İsmail Tunçbilek: "Müzik yoksa ben de yokum!"

Dünyanın birçok yerinde, festivallerde Türk müziğini temsilen çalışmalar yapan İsmail Tunçbilek, uzun ve dolu müzikal geçmişinin ardından ilk solo albümü olan ‘Menkıbe’yi müzikseverlerin beğenisine sundu.

İsmail Tunçbilek: "Müzik yoksa ben de yokum!"
Akşam'dan Mehmet Emin Demirezen'in röportajı...

Solo albüm çıkarma fikri aklınıza nereden geldi? Taksi Trio ile çalışmak sonrası tek başına bir albüm yayınlamak grupla hareket etmekten daha farklı olmalı…


Bu hikâyenin 15 yıla dayanan bir geçmişi var. Kahire, Sina-i Çölü ve İspanya’da 4 sene yaşadıktan sonra Türkiye’ye döndüğümde bu süreç kendiliğinden başlamış oldu. Türkiye’de ve yurtdışında yaptığım farklı projelerin ardından ancak kendime sıra geldi.
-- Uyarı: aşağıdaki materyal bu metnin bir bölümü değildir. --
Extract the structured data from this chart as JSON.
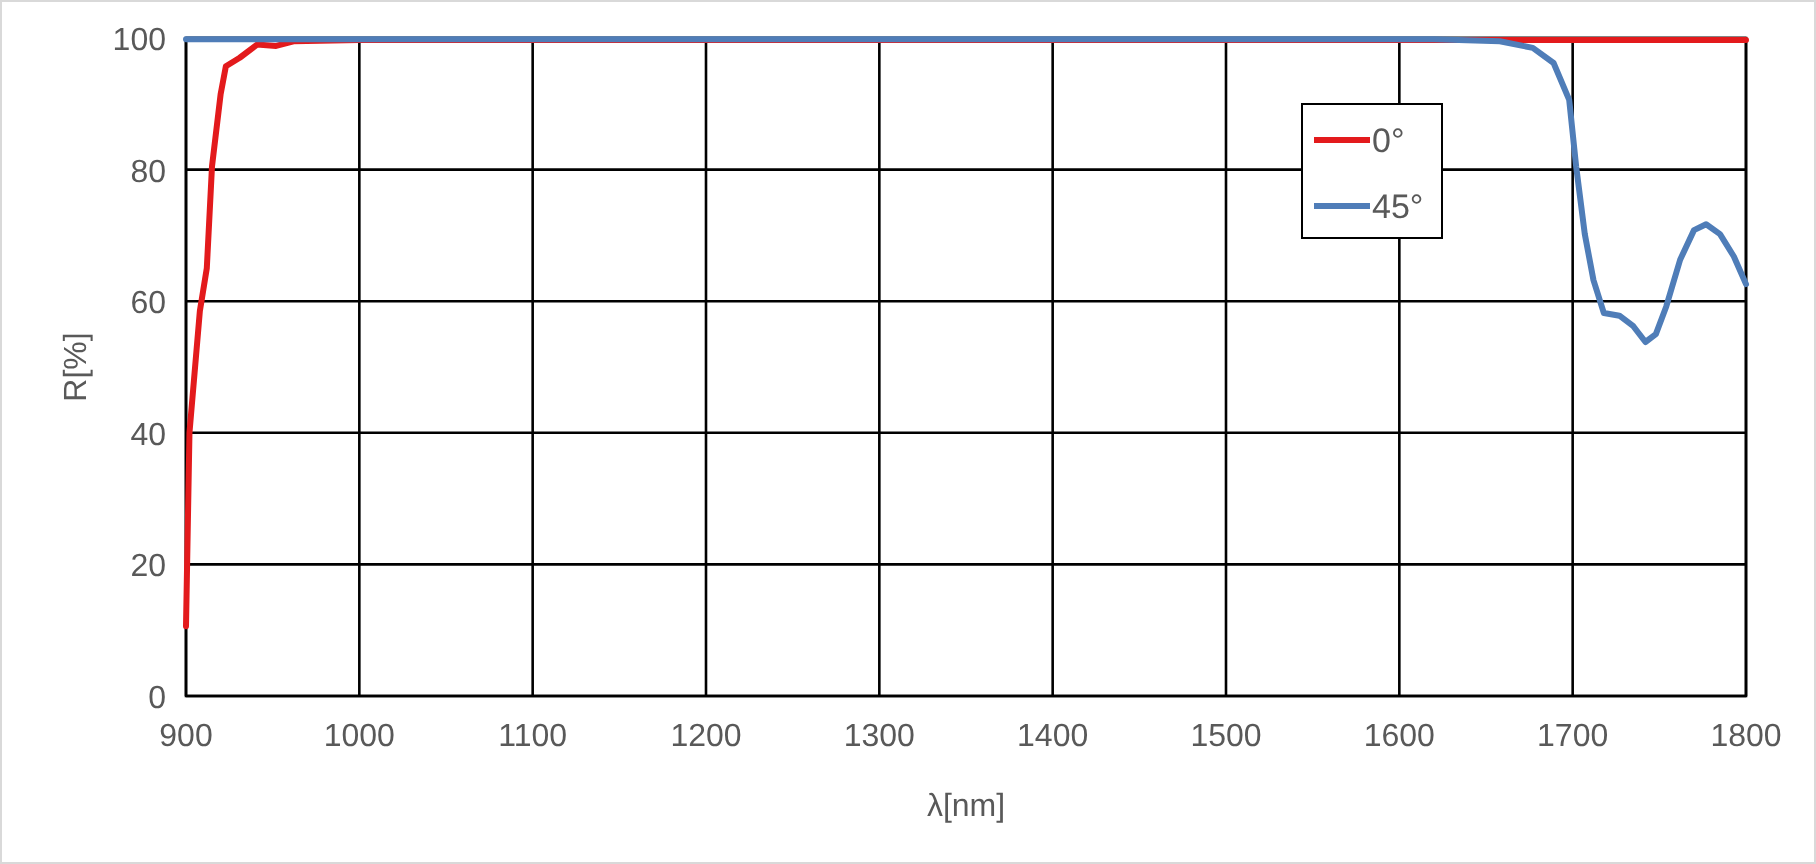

Hatta öyle ki dinleyicilerim artık “Bu albüm ne zaman çıkacak?” diye bazı sitelerinde ve sosyal medya üzerinden forumlar açtılar. Kısmet bugüneymiş. Dünyada beraber müzik yaptığımız birçok müzisyen var ama bunların içinde benim için en önemlisi Taksim Trio. Ve bu gruptan çıkmış değilim. Zaten kendi adıma yaptığım birçok farklı proje vardı Türkiye’de ve Ortadoğu’da. Yıllarca dinleyicilerim benden ismi cismi olan solo bir albüm istediler, beklediler.  Bu albüm onlar için. İkisi de ayrı dünya, farklı haz ve duydu ama özü bir tabi.

Neden sadece enstrüman çalmak yerine şarkı söylemeyi de tercih ettiniz?

Bu genel olarak bir müzisyen albümü. Albümde enstrümantal eserler de var sözlü eserler de. Aslında albümü yapmaya ilk başladığımızda şarkıları sözlü olarak yorumlamak fikrimizde yoktu. Stüdyo sürecinde gönlümüzden geldiği gibi gelişti her şey.

NE YAPARSAK YAPALIM ÖNCE İNSANIZ

“Menkıbe” hikâyesi olan bir albüm… Özellikle Aylan bebek için yaptığınız beste oldukça dokunaklı. Siz bu albümle söylediğiniz şarkılarla ne mesajı vermek istediniz?


Ben kendi mutluluğumu, hüznümü, sevincimi ve acılarımı kendi üslubumca anlatmaya çalıştım. Tabii ki anlatırken yalnız da değildim. Birbirinden değerli müzisyen arkadaşlarım da beni yalnız bırakmadılar. 4’ü enstrümantal 11 şarkıdan oluşan bir eser. Kendi bestelerim de var dostlarımın kaleme aldığı eserlerde var. Her zaman söylüyorum ne iş yaparsak yapalım mevkilerimiz ne olursa olsun biz önce insanız. Hiç bir şeyin sahibi değiliz. Önce insan sonra sanatkâr olmak derdimiz. Çünkü insan “insan” olursa işte- o evrende aradığı her şeye sahip olandır.

Albümde Neşet Ertaş ve Mahsuni Şerif’in de iki eserini yorumlamışsınız. Sizin için bu isimlerin nasıl bir önemi var?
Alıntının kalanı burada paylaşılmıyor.